Une pusillanimité qui résonne aussi avec plusieurs réactions politiques. Comme au Parti socialiste (PS), qui soutient la mobilisation même si certains cadres restent timorés. « Cette colère est compréhensible. Mais cet objet de contestation non identifié, qu’il faut regarder avec intérêt et bienveillance, est à prendre avec précaution. Les syndicats devraient guider la mobilisation. Et même Force ouvrière est plutôt réservé. Je n’apporte pas de soutien infaillible à un mouvement non identifié », avance un cadre du PS.
En creux, les socialistes craignent la récupération de ce mouvement par LFI. Soucieux de conserver une image de parti de gouvernement, les roses ne veulent pas pleinement s’associer au mot de « blocage », un terme politiquement flou selon eux. Raphaël Glucksmann et Place publique vont même plus loin. Le social-démocrate ne voit pas l’intérêt d’une telle mobilisation dans un contexte d’instabilité politique. « Le 8 septembre, le premier ministre va tomber. À quoi sert un mouvement “Bloquons tout” ? Le but, ce n’est pas le chaos », a estimé l’eurodéputé le 27 août sur France 2.
Même au sein des Écologistes, le soutien au 10 septembre ne se fait pas sans certaines réserves. « On a eu des interrogations, explique Olivier Bertrand, chargé des élections pour les Écologistes. Nous soutenons cette mobilisation, car les revendications sont légitimes et qu’il y a une incapacité de bouger par la voie institutionnelle. Le blocage est aussi une voie très intéressante, mais peut-être que le cadre manque, il y a un petit risque que ces mouvements alimentent d’une certaine façon l’extrême droite. »
Soucieux de conserver une image de parti de gouvernement, le PS ne veut pas pleinement s’associer au mot de « blocage ».
Une lecture complètement rejetée par les insoumis. « Les gilets jaunes étaient organisés, il y avait des assemblées, des cahiers revendicatifs. C’est à nous d’essayer, par tous les moyens, de donner à cette mobilisation des débouchés politiques », considérait un membre de la direction de LFI à la fin de l’été. Au risque, aussi, d’en faire un mouvement uniquement mélenchoniste.
Dans une étude parue ce lundi 1er septembre, la Fondation Jean-Jaurès, qui a réalisé une première enquête par questionnaire sur le mouvement du 10 septembre, estime que 69 % des membres de « Bloquons tout » ont voté Jean-Luc Mélenchon au premier tour de la présidentielle 2022.

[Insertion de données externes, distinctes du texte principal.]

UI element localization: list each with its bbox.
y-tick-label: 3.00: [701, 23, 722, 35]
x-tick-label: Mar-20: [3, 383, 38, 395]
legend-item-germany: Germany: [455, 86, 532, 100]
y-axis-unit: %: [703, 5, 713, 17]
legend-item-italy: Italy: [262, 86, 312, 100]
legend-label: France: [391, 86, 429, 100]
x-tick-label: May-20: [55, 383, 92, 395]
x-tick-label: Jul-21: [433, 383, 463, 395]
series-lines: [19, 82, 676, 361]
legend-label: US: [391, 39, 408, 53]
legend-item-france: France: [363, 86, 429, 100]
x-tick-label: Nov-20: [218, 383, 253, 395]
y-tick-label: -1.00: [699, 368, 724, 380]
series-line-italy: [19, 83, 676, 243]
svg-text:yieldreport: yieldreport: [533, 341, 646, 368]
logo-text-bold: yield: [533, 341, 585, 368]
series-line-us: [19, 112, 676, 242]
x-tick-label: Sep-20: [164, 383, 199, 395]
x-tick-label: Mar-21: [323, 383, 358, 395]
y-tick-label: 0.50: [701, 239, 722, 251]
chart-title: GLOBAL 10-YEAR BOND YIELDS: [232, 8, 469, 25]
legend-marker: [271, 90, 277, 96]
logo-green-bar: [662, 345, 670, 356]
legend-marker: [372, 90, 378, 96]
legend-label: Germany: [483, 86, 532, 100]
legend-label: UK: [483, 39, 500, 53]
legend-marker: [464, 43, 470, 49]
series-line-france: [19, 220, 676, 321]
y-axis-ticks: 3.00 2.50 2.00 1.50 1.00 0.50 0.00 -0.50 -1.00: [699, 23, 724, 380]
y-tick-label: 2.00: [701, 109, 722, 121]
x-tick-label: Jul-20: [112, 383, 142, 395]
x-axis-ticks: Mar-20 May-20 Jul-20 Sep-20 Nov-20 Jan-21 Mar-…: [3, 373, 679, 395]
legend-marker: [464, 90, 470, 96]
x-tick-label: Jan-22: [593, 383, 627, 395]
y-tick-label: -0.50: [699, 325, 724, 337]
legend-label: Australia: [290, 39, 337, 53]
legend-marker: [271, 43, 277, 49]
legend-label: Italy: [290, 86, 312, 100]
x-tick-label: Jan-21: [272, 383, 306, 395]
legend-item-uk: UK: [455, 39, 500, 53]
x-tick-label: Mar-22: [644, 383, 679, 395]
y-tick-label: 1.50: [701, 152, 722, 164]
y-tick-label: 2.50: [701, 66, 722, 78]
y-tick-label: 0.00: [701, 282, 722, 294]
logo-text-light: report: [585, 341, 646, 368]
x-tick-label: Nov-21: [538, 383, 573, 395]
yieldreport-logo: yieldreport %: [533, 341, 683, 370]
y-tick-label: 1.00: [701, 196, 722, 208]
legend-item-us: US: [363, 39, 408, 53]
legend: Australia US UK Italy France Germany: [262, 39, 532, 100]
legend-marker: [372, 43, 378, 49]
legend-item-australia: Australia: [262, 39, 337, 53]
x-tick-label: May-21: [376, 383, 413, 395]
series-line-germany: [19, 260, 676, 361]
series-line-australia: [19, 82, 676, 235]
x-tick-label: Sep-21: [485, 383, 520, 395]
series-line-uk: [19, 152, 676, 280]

Objet de conflit pour les uns, trophée social à ne pas louper pour les autres, « Bloquons tout » attise la curiosité ou le rejet des formations de gauche, prises dans leur bataille interne. Au risque de passer à côté d’un élan dont les revendications – les inégalités sociales, la protection de l’environnement et le pouvoir d’achat, selon l’étude de la Fondation Jean-Jaurès – offriraient pourtant une alliance de circonstance.